We observed that around 65% cases with grade IV round window membrane. Eventually had a round window insertion. However, presence of a grade IV type of round window could caution the surgeon for a possible standard cochleostomy. We suggest that the Surgeon should always make an attempt to perform a round window insertion failing which a standard cochleostomy could be accomplished. For rest of the grades I, II and III; minimal drilling of postero-superior lip of round window niche and removal of cristae fenestra enabled us for membranous insertion of the electrode array into the cochlea, making our classification a more surgically viable one.

The proposed classification was validated by studying the distribution in two different geographical regions of the country.

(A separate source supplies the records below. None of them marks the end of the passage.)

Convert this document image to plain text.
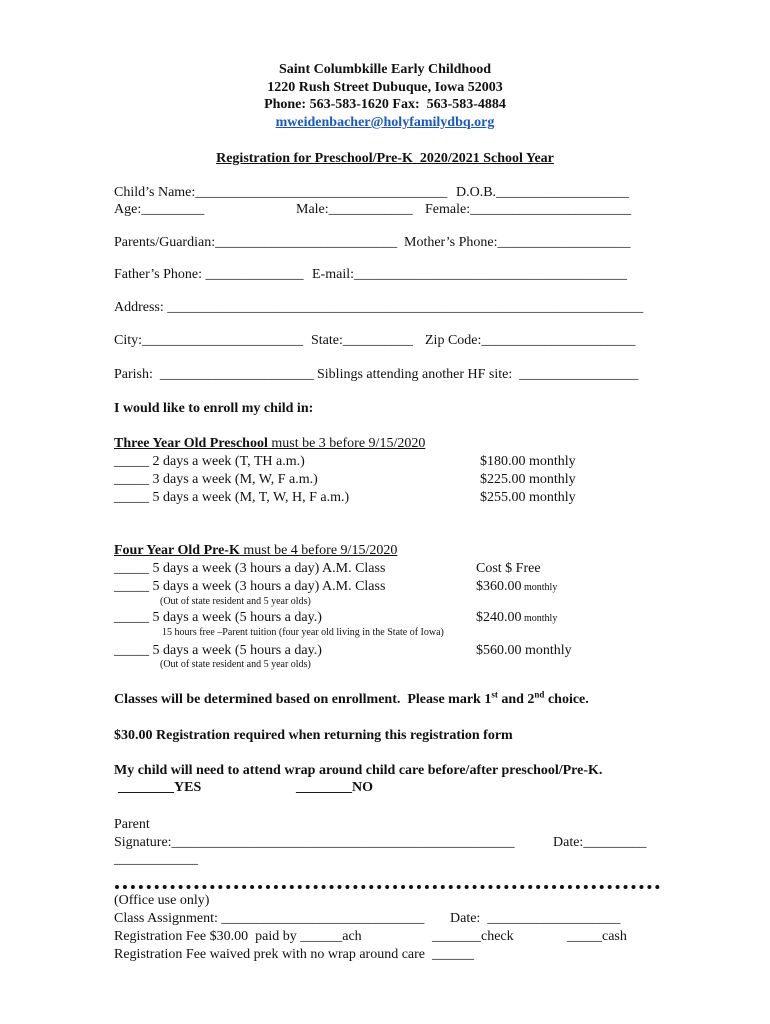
Saint Columbkille Early Childhood
1220 Rush Street Dubuque, Iowa 52003
Phone: 563-583-1620 Fax:  563-583-4884
mweidenbacher@holyfamilydbq.org
Registration for Preschool/Pre-K  2020/2021 School Year
Child’s Name:____________________________________ D.O.B.___________________
Age:_________	Male:____________ Female:_______________________
Parents/Guardian:__________________________ Mother’s Phone:___________________
Father’s Phone: ______________ E-mail:_______________________________________
Address: ____________________________________________________________________
City:_______________________ State:__________ Zip Code:______________________
Parish:  ______________________ Siblings attending another HF site:  _________________
I would like to enroll my child in:
Three Year Old Preschool must be 3 before 9/15/2020
_____ 2 days a week (T, TH a.m.)	$180.00 monthly
_____ 3 days a week (M, W, F a.m.)	$225.00 monthly
_____ 5 days a week (M, T, W, H, F a.m.)	$255.00 monthly
Four Year Old Pre-K must be 4 before 9/15/2020
_____ 5 days a week (3 hours a day) A.M. Class	Cost $ Free
_____ 5 days a week (3 hours a day) A.M. Class	$360.00 monthly
(Out of state resident and 5 year olds)
_____ 5 days a week (5 hours a day.)	$240.00 monthly
15 hours free –Parent tuition (four year old living in the State of Iowa)
_____ 5 days a week (5 hours a day.)	$560.00 monthly
(Out of state resident and 5 year olds)
Classes will be determined based on enrollment.  Please mark 1st and 2nd choice.
$30.00 Registration required when returning this registration form
My child will need to attend wrap around child care before/after preschool/Pre-K.
________YES	________NO
Parent
Signature:_________________________________________________	Date:_________
____________
(Office use only)
Class Assignment: _____________________________ Date:  ___________________
Registration Fee $30.00  paid by ______ach	_______check	_____cash
Registration Fee waived prek with no wrap around care  ______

The distribution was similar in both the centres with regard to grade III type of round window (<25% or only glimpse of the round window being visible) being the commonest type of round window in Indian population. This validation in two centres was necessitated due to diversity of anthropometric variables in the two regions of the country.22,23


Round window insertion is a significant step towards preservation of residual hearing during cochlear implant surgery. A reduction in the amount of drilling required for electrode placement during round window insertion is an important step for cochlear implant surgeons to achieve preservation of residual hearing. The proposed classification facilitates the surgeon to decide the amount of drilling that may be required to achieve a membranous insertion. It makes the decision easy to decide whether to attempt a membranous insertion or to go for bony cochleostomy. Grade III type of round window is the most common type of round window in Indian subcontinent which has been validated in two centres located in different geographical regions.

Sources of financial support

This research did not receive any specific grant from funding agencies in the Public, commercial or not for profit section.



Conflicts of interest

Author declares there are no conflicts of interest.